Are Husbands Necessary?, 1942

George (Ray Milland) and Liz (Betty Field) are a married couple navigating the stressful process of adopting a baby as George tries to move up the ladder at his banking job. But when George starts hanging around with an old flame, Myra (Patricia Morison), things get especially frantic.

I've decided that maybe none of us need to write reviews when there exist such gems as the review for this film from the time of its release, written by Bosley Crowther. I mean, who needs to say more than For here again, out of the pages of Isabel Rorick's "Mr. and Mrs. Cugat," is the same bird-brained "little woman" who has been seen countless times before — Maisie, Mrs. North, Gracie Allen, all the way back to Dulcy—the cheery little wife who debonairely hangs herself on the family budget, meddles with disastrous consequences in her long-suffering husband's career, frets herself into a dizzy when he starts playing around with an old flame but, by some miraculous fortune, pulls everything to rights in the end. . . a lady who lets her bills drag on from month to month is an anachronism. So is this farce.?

Anyway, the gist of the quoted review pretty much sums up how I felt about the film. Both halves of the couple are pretty hard to take. She's flighty and a total screw-up, while his character is that irritating kind of patient that makes him seem condescending rather than kind. They actually both manage to mess things up, then scramble to make amends, then mess things up again. It's also really weird that George doesn't consider how his wife might feel sitting around watching him flirt with an old girlfriend while their friends all remark on how good a couple they were.

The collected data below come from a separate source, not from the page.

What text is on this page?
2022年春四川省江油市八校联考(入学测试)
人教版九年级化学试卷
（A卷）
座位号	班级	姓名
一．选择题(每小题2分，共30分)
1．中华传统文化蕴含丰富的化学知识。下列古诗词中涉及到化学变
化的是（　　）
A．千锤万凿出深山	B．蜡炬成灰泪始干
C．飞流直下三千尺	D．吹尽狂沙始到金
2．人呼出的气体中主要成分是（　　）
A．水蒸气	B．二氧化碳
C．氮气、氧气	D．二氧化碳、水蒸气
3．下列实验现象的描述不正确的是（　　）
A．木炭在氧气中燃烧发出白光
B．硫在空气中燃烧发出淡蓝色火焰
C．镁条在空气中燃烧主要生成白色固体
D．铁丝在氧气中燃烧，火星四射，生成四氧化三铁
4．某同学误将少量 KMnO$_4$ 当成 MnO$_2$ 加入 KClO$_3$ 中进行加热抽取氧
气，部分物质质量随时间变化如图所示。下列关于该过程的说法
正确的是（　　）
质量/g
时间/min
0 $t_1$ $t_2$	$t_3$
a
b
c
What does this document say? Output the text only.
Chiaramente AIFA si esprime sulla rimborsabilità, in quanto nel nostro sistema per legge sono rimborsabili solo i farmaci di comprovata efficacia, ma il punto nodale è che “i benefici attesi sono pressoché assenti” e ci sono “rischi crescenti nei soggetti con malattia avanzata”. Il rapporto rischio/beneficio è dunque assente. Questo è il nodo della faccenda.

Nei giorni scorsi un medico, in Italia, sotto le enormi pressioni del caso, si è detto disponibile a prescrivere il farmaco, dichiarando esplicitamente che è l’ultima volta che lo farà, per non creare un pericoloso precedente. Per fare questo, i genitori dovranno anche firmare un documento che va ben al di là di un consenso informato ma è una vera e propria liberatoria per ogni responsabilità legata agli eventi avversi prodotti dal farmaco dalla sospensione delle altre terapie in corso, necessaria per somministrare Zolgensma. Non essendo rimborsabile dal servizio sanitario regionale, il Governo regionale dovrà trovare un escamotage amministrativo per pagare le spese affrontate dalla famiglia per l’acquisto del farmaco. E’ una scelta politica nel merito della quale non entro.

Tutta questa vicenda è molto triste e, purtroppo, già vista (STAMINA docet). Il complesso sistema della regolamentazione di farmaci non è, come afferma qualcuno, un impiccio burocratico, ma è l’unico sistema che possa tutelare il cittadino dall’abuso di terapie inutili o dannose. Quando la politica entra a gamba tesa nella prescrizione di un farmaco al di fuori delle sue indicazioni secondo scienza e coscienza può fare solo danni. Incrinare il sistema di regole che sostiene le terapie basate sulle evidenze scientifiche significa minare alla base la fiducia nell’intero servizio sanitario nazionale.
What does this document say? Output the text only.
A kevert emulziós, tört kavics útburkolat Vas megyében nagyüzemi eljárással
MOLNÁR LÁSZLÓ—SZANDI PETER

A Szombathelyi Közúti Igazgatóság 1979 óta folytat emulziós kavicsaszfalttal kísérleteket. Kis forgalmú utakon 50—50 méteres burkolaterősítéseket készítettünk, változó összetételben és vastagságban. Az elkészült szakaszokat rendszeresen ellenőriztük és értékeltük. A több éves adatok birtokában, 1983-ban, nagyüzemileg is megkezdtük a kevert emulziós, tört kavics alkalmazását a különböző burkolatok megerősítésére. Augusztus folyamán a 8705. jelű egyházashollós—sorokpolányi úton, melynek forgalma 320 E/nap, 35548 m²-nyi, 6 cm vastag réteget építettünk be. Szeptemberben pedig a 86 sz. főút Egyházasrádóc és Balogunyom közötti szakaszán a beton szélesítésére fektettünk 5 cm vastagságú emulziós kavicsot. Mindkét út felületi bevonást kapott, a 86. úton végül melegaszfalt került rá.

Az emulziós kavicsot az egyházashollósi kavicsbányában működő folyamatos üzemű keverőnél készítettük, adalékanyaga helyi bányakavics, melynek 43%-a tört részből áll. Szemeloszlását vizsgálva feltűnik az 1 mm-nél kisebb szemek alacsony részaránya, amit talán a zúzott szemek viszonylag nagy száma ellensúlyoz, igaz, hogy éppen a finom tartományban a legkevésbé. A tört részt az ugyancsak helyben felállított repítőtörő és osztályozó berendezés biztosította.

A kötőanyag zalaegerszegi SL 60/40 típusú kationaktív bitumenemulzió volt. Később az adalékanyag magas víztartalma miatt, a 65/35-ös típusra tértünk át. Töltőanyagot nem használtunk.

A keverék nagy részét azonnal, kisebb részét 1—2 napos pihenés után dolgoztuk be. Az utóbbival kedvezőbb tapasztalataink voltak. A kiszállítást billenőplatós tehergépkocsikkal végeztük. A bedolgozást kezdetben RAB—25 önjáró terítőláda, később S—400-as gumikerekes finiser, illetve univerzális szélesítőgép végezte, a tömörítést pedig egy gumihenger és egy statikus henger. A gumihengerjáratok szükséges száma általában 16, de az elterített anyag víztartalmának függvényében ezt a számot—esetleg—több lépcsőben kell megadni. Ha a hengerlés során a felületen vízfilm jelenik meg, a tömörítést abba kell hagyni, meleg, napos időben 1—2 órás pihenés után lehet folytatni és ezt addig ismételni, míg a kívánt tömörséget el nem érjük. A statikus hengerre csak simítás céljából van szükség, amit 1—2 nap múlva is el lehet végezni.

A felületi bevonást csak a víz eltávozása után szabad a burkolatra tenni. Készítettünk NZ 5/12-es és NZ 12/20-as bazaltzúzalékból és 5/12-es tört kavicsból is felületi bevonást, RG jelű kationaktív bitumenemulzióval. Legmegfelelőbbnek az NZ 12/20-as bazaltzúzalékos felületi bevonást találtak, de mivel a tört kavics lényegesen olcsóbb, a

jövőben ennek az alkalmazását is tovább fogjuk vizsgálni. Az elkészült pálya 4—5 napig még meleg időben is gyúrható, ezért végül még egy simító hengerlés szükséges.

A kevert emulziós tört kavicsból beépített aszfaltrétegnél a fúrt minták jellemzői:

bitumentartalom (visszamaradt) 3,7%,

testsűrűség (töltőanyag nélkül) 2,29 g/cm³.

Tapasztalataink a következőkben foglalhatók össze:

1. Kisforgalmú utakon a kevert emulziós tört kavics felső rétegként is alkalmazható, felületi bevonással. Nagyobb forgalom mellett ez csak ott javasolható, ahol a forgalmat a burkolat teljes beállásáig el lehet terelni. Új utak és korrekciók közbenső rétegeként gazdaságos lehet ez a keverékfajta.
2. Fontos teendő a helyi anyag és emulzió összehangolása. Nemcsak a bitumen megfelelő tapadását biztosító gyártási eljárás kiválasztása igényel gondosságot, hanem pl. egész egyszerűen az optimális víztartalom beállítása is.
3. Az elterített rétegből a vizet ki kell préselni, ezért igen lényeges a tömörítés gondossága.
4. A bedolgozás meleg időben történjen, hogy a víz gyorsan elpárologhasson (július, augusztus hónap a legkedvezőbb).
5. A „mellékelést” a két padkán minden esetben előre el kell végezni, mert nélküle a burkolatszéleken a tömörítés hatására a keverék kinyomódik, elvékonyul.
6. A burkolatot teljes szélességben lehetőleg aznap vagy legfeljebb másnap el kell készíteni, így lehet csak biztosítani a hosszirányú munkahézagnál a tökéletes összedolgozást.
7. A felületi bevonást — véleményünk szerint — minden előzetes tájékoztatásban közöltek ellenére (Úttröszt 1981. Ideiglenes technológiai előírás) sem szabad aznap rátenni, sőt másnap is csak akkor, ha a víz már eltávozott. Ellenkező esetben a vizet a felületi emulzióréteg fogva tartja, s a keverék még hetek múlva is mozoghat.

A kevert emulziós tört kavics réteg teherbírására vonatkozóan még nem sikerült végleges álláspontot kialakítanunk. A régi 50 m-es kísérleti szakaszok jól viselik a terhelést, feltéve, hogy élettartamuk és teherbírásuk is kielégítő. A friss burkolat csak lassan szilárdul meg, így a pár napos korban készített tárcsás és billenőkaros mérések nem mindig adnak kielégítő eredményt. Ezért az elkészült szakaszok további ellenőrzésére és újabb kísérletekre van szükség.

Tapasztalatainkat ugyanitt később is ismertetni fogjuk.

I did like a few isolated sequences. While the "wifey doesn't understand money" sequence is insulting, Field is at least very funny as she explains her system for sorting out their bills. Also, kudos to whoever provided her with a belt that says LIZ, because that was the biggest laugh I got out of the movie. Milland has natural charisma, but it largely doesn't shine past the flat writing. Morison is nice enough, but somewhat stranded in a thankless role.

The ridiculous title is the best thing about it.